1)  Dr. Bronner’s Magic Soaps – My Kroger Food Store has an organic section, and I am able to buy it there, at Walgreens,  or on Amazon.com.    I use the liquid soap for bathing and washing my face.  I also use Dr. Bronner’s bar soaps (I use the baby castile soaps) as it is the mildest.  It was gentle enough to use all through Radiation.

You can use this in the laundry or for cleaning as well.  Dr. Bronner’s company says there are 18 uses for it.  I’m still figuring them all out, but I like the product.  Dr. Bronner had some unusual beliefs as shown by his writings on his soaps.  He is deceased and his products live on by his family members.

2)  I’ve recently discovered YES TO CARROTS –     http://www.yestocarrots.com/      I have been using the shampoos, conditioners and face creams so far.  I love them.  They are sold at Walgreens, CVS, Rite Aid, and now Walmart.  The hair products are great.  I paid $7.99 for the shampoo (on sale from $8.99) and the same for the conditioner.  I’ve researched the ingredients, and they are all safe for me.  They keep adding new paraben-free products to their line.

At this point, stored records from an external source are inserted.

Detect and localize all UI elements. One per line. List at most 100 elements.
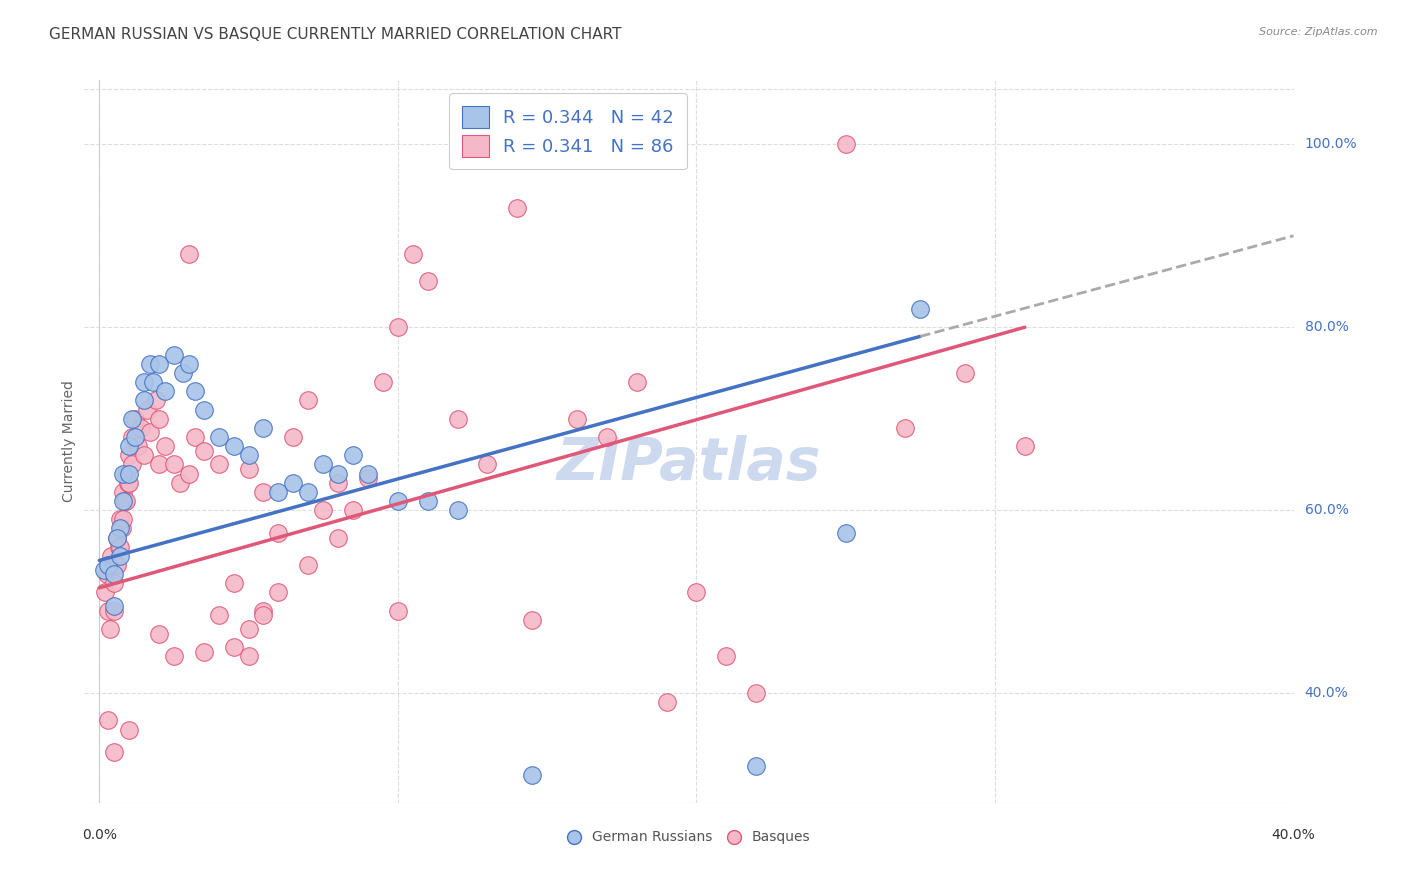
Point (163, 649, 186, 664)
Point (112, 467, 135, 481)
Point (148, 626, 170, 640)
Point (357, 467, 380, 481)
Point (103, 576, 125, 591)
Point (910, 301, 932, 316)
Point (177, 357, 200, 371)
Text: 0.0%: 0.0% (82, 828, 117, 842)
Point (193, 402, 215, 417)
Point (115, 494, 138, 508)
Point (894, 421, 917, 435)
Point (145, 393, 167, 408)
Point (238, 649, 260, 664)
Point (745, 686, 768, 700)
Point (169, 475, 191, 490)
Point (238, 448, 260, 462)
Point (267, 526, 290, 541)
Point (127, 439, 149, 453)
Point (834, 526, 856, 541)
Point (177, 247, 200, 261)
Point (100, 549, 122, 563)
Legend: German Russians, Basques: German Russians, Basques (562, 825, 815, 850)
Point (716, 649, 738, 664)
Point (222, 439, 245, 453)
Point (446, 503, 468, 517)
Point (267, 484, 290, 499)
Text: 80.0%: 80.0% (1305, 320, 1348, 334)
Point (1014, 439, 1036, 453)
Point (416, 494, 439, 508)
Text: 60.0%: 60.0% (1305, 503, 1348, 517)
Point (446, 411, 468, 425)
Point (565, 411, 588, 425)
Point (184, 430, 207, 444)
Point (357, 471, 380, 485)
Point (252, 484, 274, 499)
Point (326, 531, 349, 545)
Point (98, 622, 121, 636)
Point (108, 540, 131, 554)
Point (596, 430, 619, 444)
Point (238, 622, 260, 636)
Point (103, 604, 125, 618)
Point (387, 320, 409, 334)
Point (121, 458, 143, 472)
Point (117, 475, 139, 490)
Point (124, 430, 146, 444)
Point (153, 439, 176, 453)
Text: 40.0%: 40.0% (1271, 828, 1316, 842)
Point (139, 425, 162, 440)
Point (312, 503, 335, 517)
Point (222, 640, 245, 655)
Point (685, 585, 707, 599)
Point (112, 512, 135, 526)
Point (104, 558, 127, 572)
Point (297, 393, 319, 408)
Point (208, 458, 231, 472)
Point (94, 585, 117, 599)
Point (118, 448, 141, 462)
Point (371, 375, 394, 389)
Point (297, 558, 319, 572)
Point (172, 366, 194, 380)
Point (107, 540, 129, 554)
Text: GERMAN RUSSIAN VS BASQUE CURRENTLY MARRIED CORRELATION CHART: GERMAN RUSSIAN VS BASQUE CURRENTLY MARRI… (49, 27, 621, 42)
Point (148, 458, 170, 472)
Point (626, 375, 648, 389)
Point (139, 357, 162, 371)
Point (112, 494, 135, 508)
Point (177, 467, 200, 481)
Point (208, 608, 231, 623)
Point (103, 746, 125, 760)
Point (121, 430, 143, 444)
Point (111, 521, 134, 535)
Point (108, 549, 131, 563)
Point (655, 695, 678, 709)
Point (108, 512, 131, 526)
Point (252, 604, 274, 618)
Point (118, 723, 141, 737)
Point (283, 475, 305, 490)
Point (184, 384, 207, 399)
Point (252, 421, 274, 435)
Point (477, 458, 499, 472)
Point (193, 645, 215, 659)
Point (114, 494, 136, 508)
Point (132, 375, 155, 389)
Point (163, 458, 186, 472)
Point (834, 137, 856, 152)
Point (112, 484, 135, 499)
Point (522, 613, 544, 627)
Text: Source: ZipAtlas.com: Source: ZipAtlas.com (1260, 27, 1378, 37)
Point (105, 531, 128, 545)
Point (163, 348, 186, 362)
Point (953, 366, 976, 380)
Point (283, 430, 305, 444)
Point (105, 558, 128, 572)
Point (136, 402, 159, 417)
Point (222, 576, 245, 591)
Point (312, 458, 335, 472)
Point (208, 430, 231, 444)
Point (506, 202, 529, 216)
Point (326, 475, 349, 490)
Point (267, 585, 290, 599)
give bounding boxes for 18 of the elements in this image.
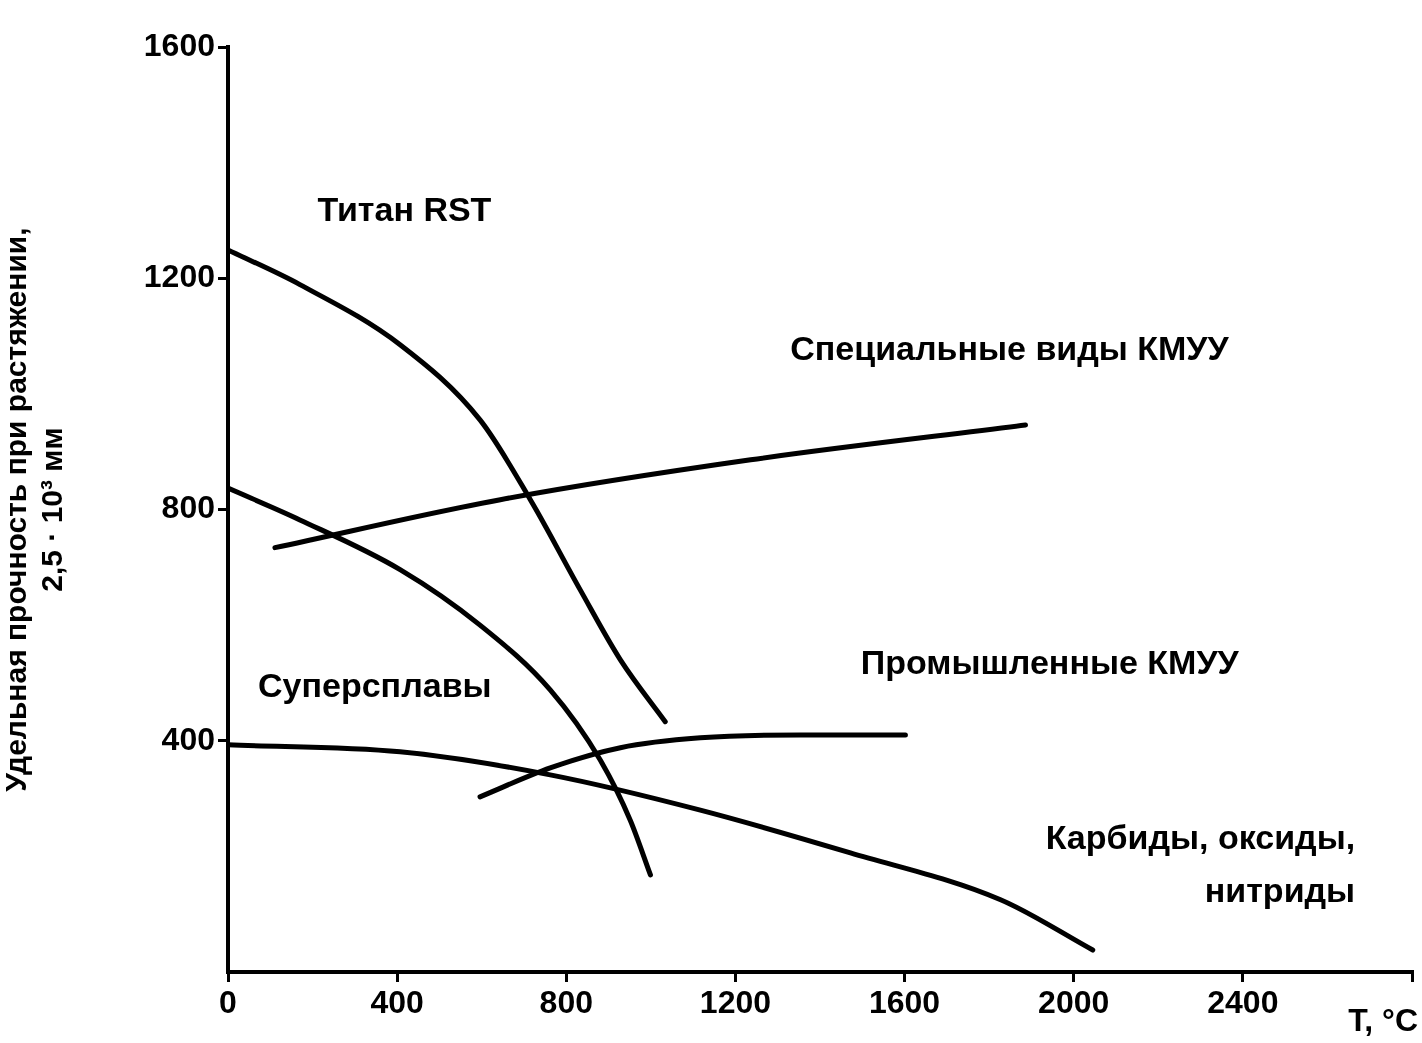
x-tick-label: 0	[219, 984, 237, 1021]
y-axis-title: Удельная прочность при растяжении, 2,5 · 10³ мм	[0, 227, 69, 792]
x-tick-label: 800	[539, 984, 593, 1021]
y-tick-label: 1600	[143, 26, 215, 63]
series-label: Карбиды, оксиды, нитриды	[1045, 818, 1356, 910]
series-label: Титан RST	[317, 190, 492, 229]
x-tick-label: 1200	[699, 984, 772, 1021]
x-axis-title: T, °C	[1348, 1001, 1418, 1038]
y-tick-label: 400	[161, 720, 215, 757]
x-tick-label: 1600	[868, 984, 941, 1021]
y-tick-label: 1200	[143, 258, 215, 295]
text: Специальные виды КМУУ	[790, 328, 1230, 367]
y-tick-label: 800	[161, 489, 215, 526]
x-tick-label: 2000	[1038, 984, 1110, 1021]
series-label: Суперсплавы	[258, 666, 492, 705]
series-label: Промышленные КМУУ	[860, 643, 1240, 682]
x-tick-label: 400	[370, 984, 424, 1021]
x-tick-label: 2400	[1207, 984, 1279, 1021]
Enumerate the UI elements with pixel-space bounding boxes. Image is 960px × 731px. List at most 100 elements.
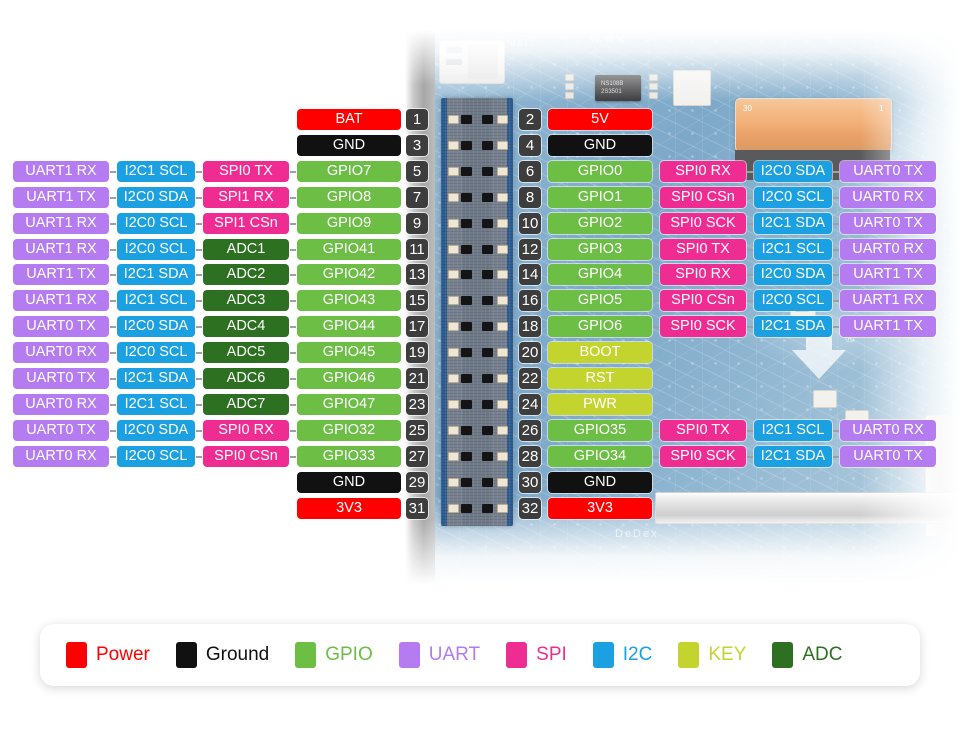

3)  Apple Cider Vinegar and White Vinegar – back to basics.  I use this for cleaning.  If you pour about a cup in the toilet and let it for about an hour, it removes all of the built up grime, dirt and lines that bleach didn’t remove!!   This Reader’s Digest Article gives 150 uses for vinegar!   http://www.rd.com/home/150-household-uses-for-vinegar/

4)  Baking Soda – I use this for brushing my teeth (prevents mouth sores), I use it as a scrub in place of scouring powder, deodorizing the cat’s litter box, and the list keeps growing for its uses.   Of course, I use it in my refrigerator for odor removal.  This website lists 75 uses for baking soda!  http://lifehackery.com/2008/07/22/home-4/

5) Aloe Vera – I started using Aloe Vera during radiation and find it to be helpful as a moisturizer anywhere on your body!

6) Calendula Lotion or Cream – sold at health food stores, I also discovered this during Rads.  Great moisturizer at a great price!

I’m still researching paraben-free makeups that don’t cost $100 per ounce.   If you have some suggestions, please email me at b4Denise@hotmail.com  or leave a comment here!   Aveda has great products that are paraben free.  I do use some Aveda products, however, the prices are quite high.

Also, I discovered that Dial has a liquid soap for hand cleaning, that is Dial Naturals.  It is great and is sometimes on sale for $1.00 – paraben free.